The Quiet American--the timely 2002 adaptation of Graham Greene's 1955 novel--is a film for grown-ups. A caustic critique of European colonialism and American cowboy politics in Vietnam, The Quiet American puts forward a tart and wholly engrossing blend of shadowy intrigue and politics both global and personal.
In an ideal role, Michael Caine once again indelibly inhabits a space of sad, other-side-of-middle-age disillusionment. Caine plays Thomas Fowler, the British foreign correspondent whose only credo is "I don't get involved." Of course, Fowler is already inextricably invested in the fate of Vietnam, which is his meal ticket and the home of his eye-raisingly young extra-marital paramour Phong (Do Thi Hai Yen). Metaphorically, Vietnam is also the lover Fowler can never leave (he says of Phong--though he might just as well be speaking of Vietnam--"If I lost her, for me, it would be the beginning of death"). This counter-productive love-lust holds true with Phong, who Fowler hopefully exploits while suspecting she doesn't need him half as much as he needs her.
Into this netherworld comes Alden Pyle (Brendan Fraser), the avuncular and naive "quiet" American of the title. Ostensibly a Medical Aid worker but in fact hiding a bevy of dangerous secrets, Pyle befriends Fowler and carefully offers access to the places and people Fowler needs to justify his continued presence in Vietnam with short bursts of news to the London Times. But Pyle also falls for Phong, and adopts her as a personal project. A struggle for Phong and Vietnam itself ensues.
The screenplay--by playwright Christopher Hampton (Dangerous Liasons) and actor Robert Schenkkan--benefits tremendously from Greene's gifts for plot structure and sly humor (Pyle's name--alluding to GI Joe war correspondent Ernie Pyle--subtly implicates Fowler by ugly reflection: all three are "observers" who got fatally involved in their subjects). But the sharpness of this fresh adaptation should not be undervalued. Hampton and Schenkkan select the rich narration judiciously and arrange flawless dialogue with pockets of dark, dry wit.
Along with the writers, director Phillip Noyce (Rabbit-Proof Fence) capitalizes on the filmic form to confuse wartime espionage with the romantic battle of Pyle and Fowler.

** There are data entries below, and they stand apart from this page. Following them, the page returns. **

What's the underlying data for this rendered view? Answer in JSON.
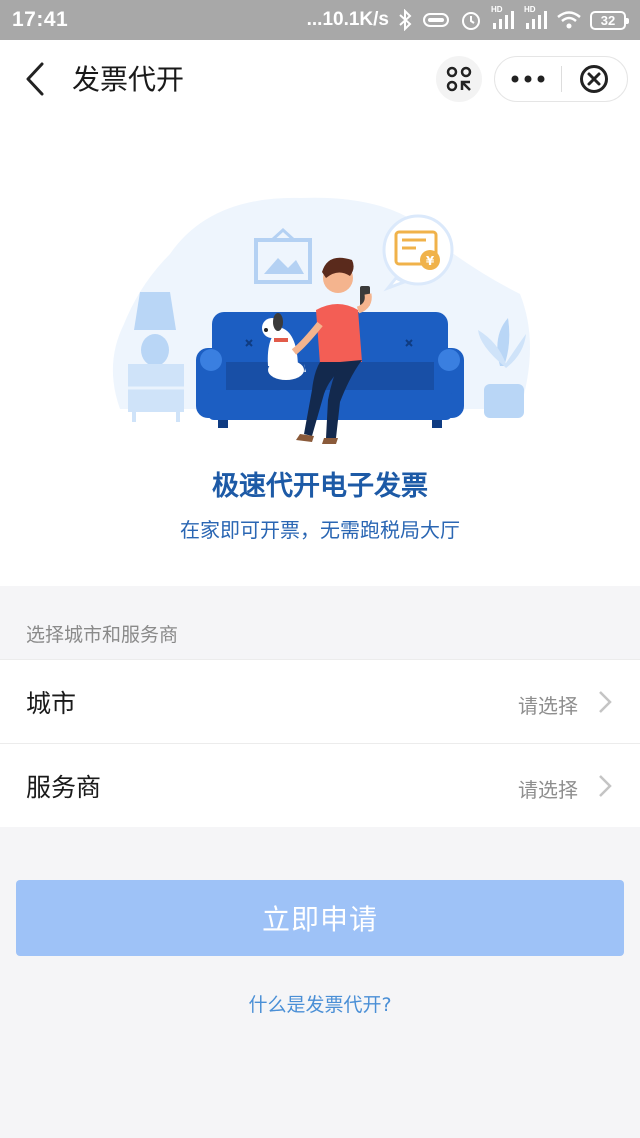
{
  "status_bar": {
    "time": "17:41",
    "network_speed": "...10.1K/s",
    "hd_label_1": "HD",
    "hd_label_2": "HD",
    "battery": "32"
  },
  "nav": {
    "title": "发票代开",
    "icons": [
      "back-icon",
      "scan-icon",
      "more-icon",
      "close-icon"
    ]
  },
  "hero": {
    "title": "极速代开电子发票",
    "subtitle": "在家即可开票，无需跑税局大厅",
    "invoice_symbol": "¥"
  },
  "form": {
    "section_label": "选择城市和服务商",
    "rows": [
      {
        "label": "城市",
        "value": "请选择"
      },
      {
        "label": "服务商",
        "value": "请选择"
      }
    ]
  },
  "actions": {
    "apply_label": "立即申请",
    "help_link": "什么是发票代开?"
  },
  "colors": {
    "accent": "#2a66b3",
    "button_disabled": "#9ec2f7",
    "link": "#4a8fd6",
    "sofa": "#1c5ec2"
  }
}
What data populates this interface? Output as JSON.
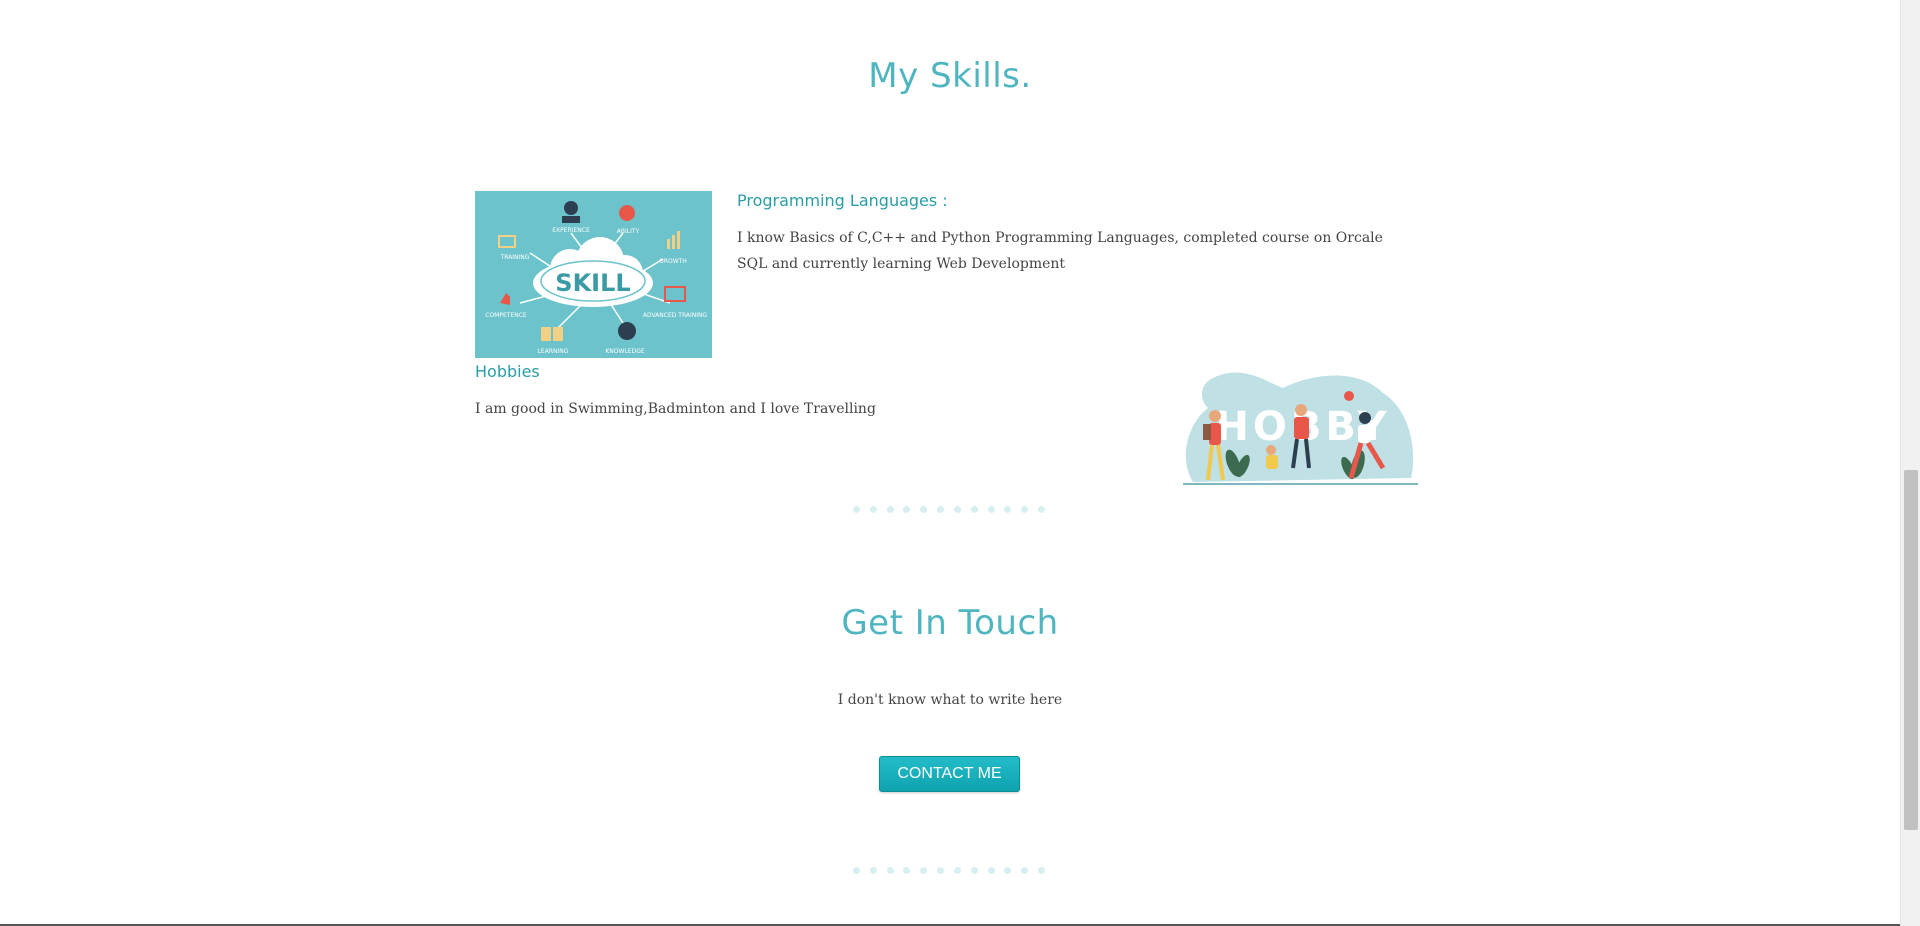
{
  "skills": {
    "title": "My Skills.",
    "skill_image": {
      "center_text": "SKILL",
      "labels": [
        "EXPERIENCE",
        "ABILITY",
        "TRAINING",
        "GROWTH",
        "COMPETENCE",
        "ADVANCED TRAINING",
        "LEARNING",
        "KNOWLEDGE"
      ]
    },
    "programming": {
      "heading": "Programming Languages :",
      "text": "I know Basics of C,C++ and Python Programming Languages, completed course on Orcale SQL and currently learning Web Development"
    },
    "hobbies": {
      "heading": "Hobbies",
      "text": "I am good in Swimming,Badminton and I love Travelling",
      "image_text": "HOBBY"
    }
  },
  "contact": {
    "title": "Get In Touch",
    "text": "I don't know what to write here",
    "button_label": "CONTACT ME"
  },
  "colors": {
    "accent": "#4fb5c0",
    "heading": "#2a9da8",
    "button": "#13aab5",
    "dots": "#d8eff2"
  }
}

Heavy shelling accompanies the scene in which Pyle announces his love for Phong, while a few scenes later, when Pyle shows up for a sitdown to announce the same to Phong, Fowler taunts, "Fire away." Noyce also supervises lush photography of both Vietnam and Australian interiors, photographed by Wong Kar-Wai's right-hand man Christopher Doyle.
Fraser may be more effective in his external guise than his internal truth, but he's generally effective. Caine's bleary-eyed, barely hidden vulnerability proves the idea that enough potent conflict can reside in any one character to power a drama. Do, who specializes in soulful silence (as in The Vertical Ray of the Sun), does marvelous work, but embodies the film's one major failing: while The Quiet American understands all too well the misguided sins of incestuous international paternalism, it fails to convincingly flesh out the Vietnamese point of view, instead offering abstractions of violent resistance and passive ambivalence.
Still, The Quiet American--delayed a year by the post-9/11 "New Sensitivity"--is the movie of the moment, fearlessly targeting the arrogance and self-delusion of any one country's confident, self-serving interference in the development of another. The Quiet American poetically sums up this message in Fowler's pregnant, rueful reading to Pyle of this sample from "Dipsychus" by the British poet Arthur Clough: "I drive through the street, and I care not a d-mn,/The people they stare, and they ask who I am/And if I should chance to run over a cad/I can pay for the damage, if ever so bad."